Elon runs his companies on first principles style thinking. That’s why Tesla can build cars more efficiently than its competitors and why SpaceX can put payloads into space more efficiently than any other organization.
The way these businesses are able to out compete their competition is by making sure there is nothing in infra-structure they cannot optimize.
Elon runs his businesses in a manner that he has much tighter control over all the processes that are core.
Private sector organizations tend to have an easier time being efficient and successful because they have much more clear goals
Most businesses have a handful of core processes which define the business.

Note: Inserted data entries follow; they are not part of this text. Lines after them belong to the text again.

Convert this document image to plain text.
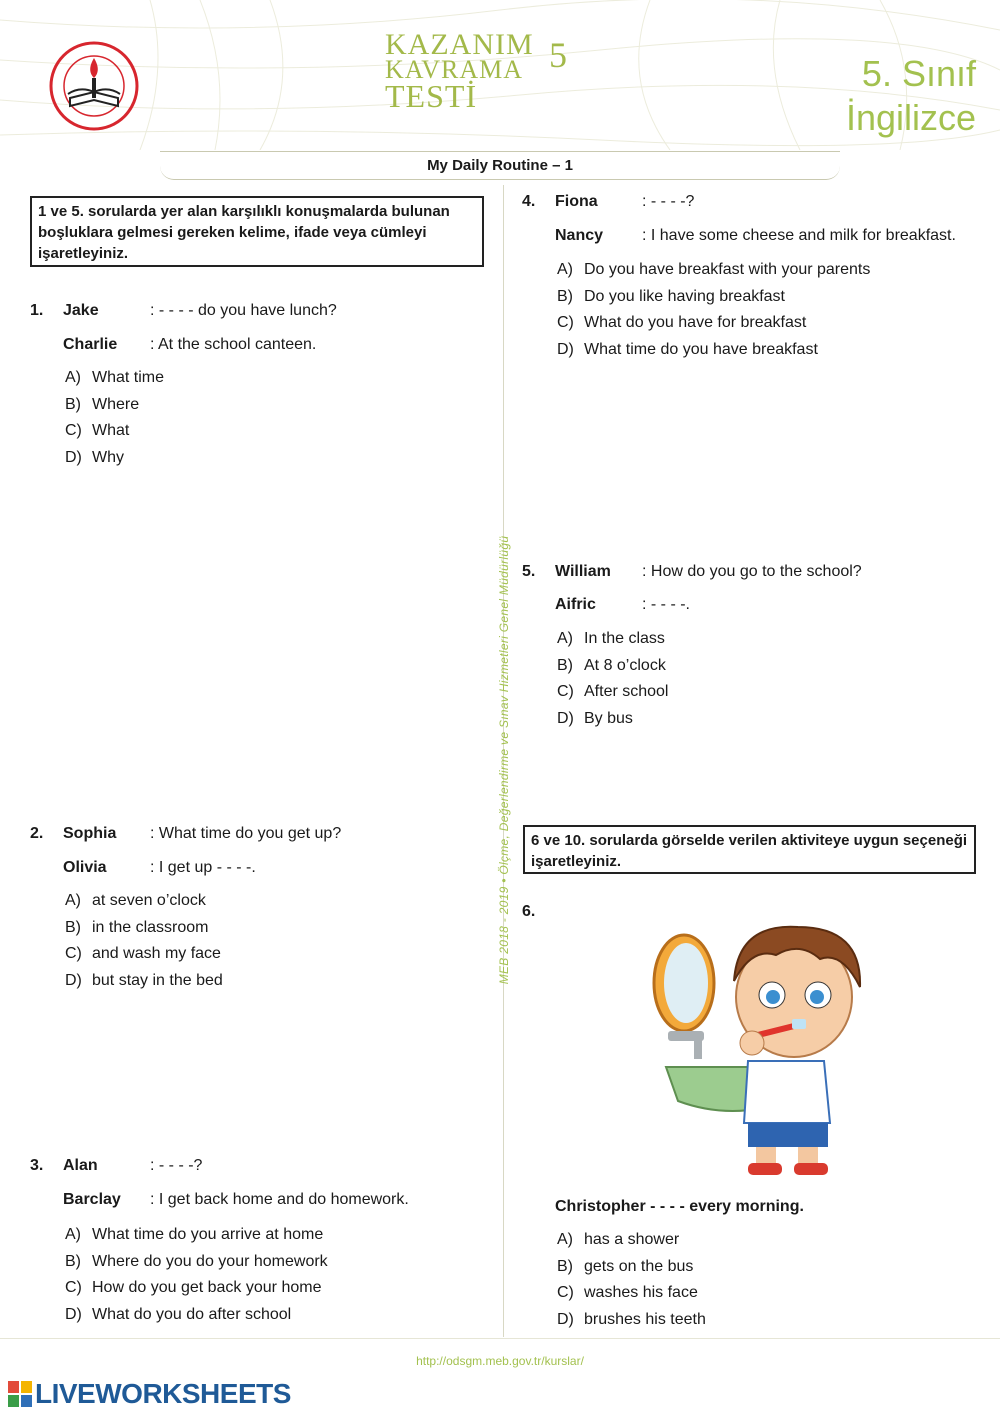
KAZANIM
KAVRAMA
TESTİ
5	5. Sınıf
İngilizce
My Daily Routine – 1
MEB 2018 - 2019 • Ölçme, Değerlendirme ve Sınav Hizmetleri Genel Müdürlüğü
1 ve 5. sorularda yer alan karşılıklı konuşmalarda bulunan boşluklara gelmesi gereken kelime, ifade veya cümleyi işaretleyiniz.
1. Jake	: - - - - do you have lunch?
Charlie : At the school canteen.
A) What time
B) Where
C) What
D) Why
2. Sophia : What time do you get up?
Olivia	: I get up - - - -.
A) at seven o’clock
B) in the classroom
C) and wash my face
D) but stay in the bed
3. Alan	: - - - -?
Barclay : I get back home and do homework.
A) What time do you arrive at home
B) Where do you do your homework
C) How do you get back your home
D) What do you do after school
4. Fiona	: - - - -?
Nancy : I have some cheese and milk for breakfast.
A) Do you have breakfast with your parents
B) Do you like having breakfast
C) What do you have for breakfast
D) What time do you have breakfast
5. William : How do you go to the school?
Aifric	: - - - -.
A) In the class
B) At 8 o’clock
C) After school
D) By bus
6 ve 10. sorularda görselde verilen aktiviteye uygun seçeneği işaretleyiniz.
6.
Christopher - - - - every morning.
A) has a shower
B) gets on the bus
C) washes his face
D) brushes his teeth
http://odsgm.meb.gov.tr/kurslar/
LIVEWORKSHEETS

For instance for iNTERFACEWARE these would be our core processes:
Quality assurance
Support
Acquiring new clients
Growing our relationships with existing clients so they become bigger clients
Recruitment
Helping staff grow with training.
Accounts receivable
That’s about it. It’s not to say that there are not other processes. But these are the core ones that to be successful as a business we need to focus on optimizing.
Some processes don’t need optimization. Payroll is pretty important process for us but it works well - we won’t make much impact by making 100 times more efficient.
The theory of constraints gives another lens to understand why premature optimization is a problem in software development.
If the piece you are optimizing isn’t a bottleneck in the overall process you are losing valuable time and creating unnecessary complexity which is probably going to hurt your ability to optimize what matters.
It’s easy as a manager to look at a system and find things which look like they are broken or could be improved.
The problem is if you are not tapping into the knowledge of the people in the system who are closest to it, you may end up identifying things which you think are bottlenecks but actually aren’t the real bottlenecks.
This is when time and money get wasted fixing problems which don’t improve the system. You have to be humble as a manager and get people to trust you to have open conversations to find the real bottlenecks with your people.
This is so important.
When you look at system with the goal of trying to improve the speed and output, the first thing you need to do is try to look for what the biggest ‘bottlenecks’ are. Think of the problem abstractly in terms of components of the process. Let’s say they are A, B and C. If we look at the break down of time spent on these things maybe it breaks down as:
A takes 5 minutes (5%)
B takes 1 minute (1%)
C takes 94 minutes (94%)
Total time is 100 minutes.
As a manager or a software developer if we focus our efforts on making A or B twice as fast we won’t see a measurable improvement - increasing the speed of B by a factor of ten times only will barely produce a 1% increase in speed.
But if we focus our efforts on making C change from 94 to 47 minutes then the figures will change to this:
A takes 5 minutes (9%)
B takes 1 minute (2%)
C takes 47 minutes (89%)
Total time is 53 minutes.
If we further optimize C to take it down to 5 minutes then the figures stack up like this:
A takes 5 minutes (45%)
B takes 1 minute (9%)
C takes 5 minutes (45%)
Total time is 11 minutes.
What is interesting about this process is that as you solve one bottleneck then usually another bottleneck emerges as significant. At this point optimizing A would now offer some opportunities to make measurable improvements in the process.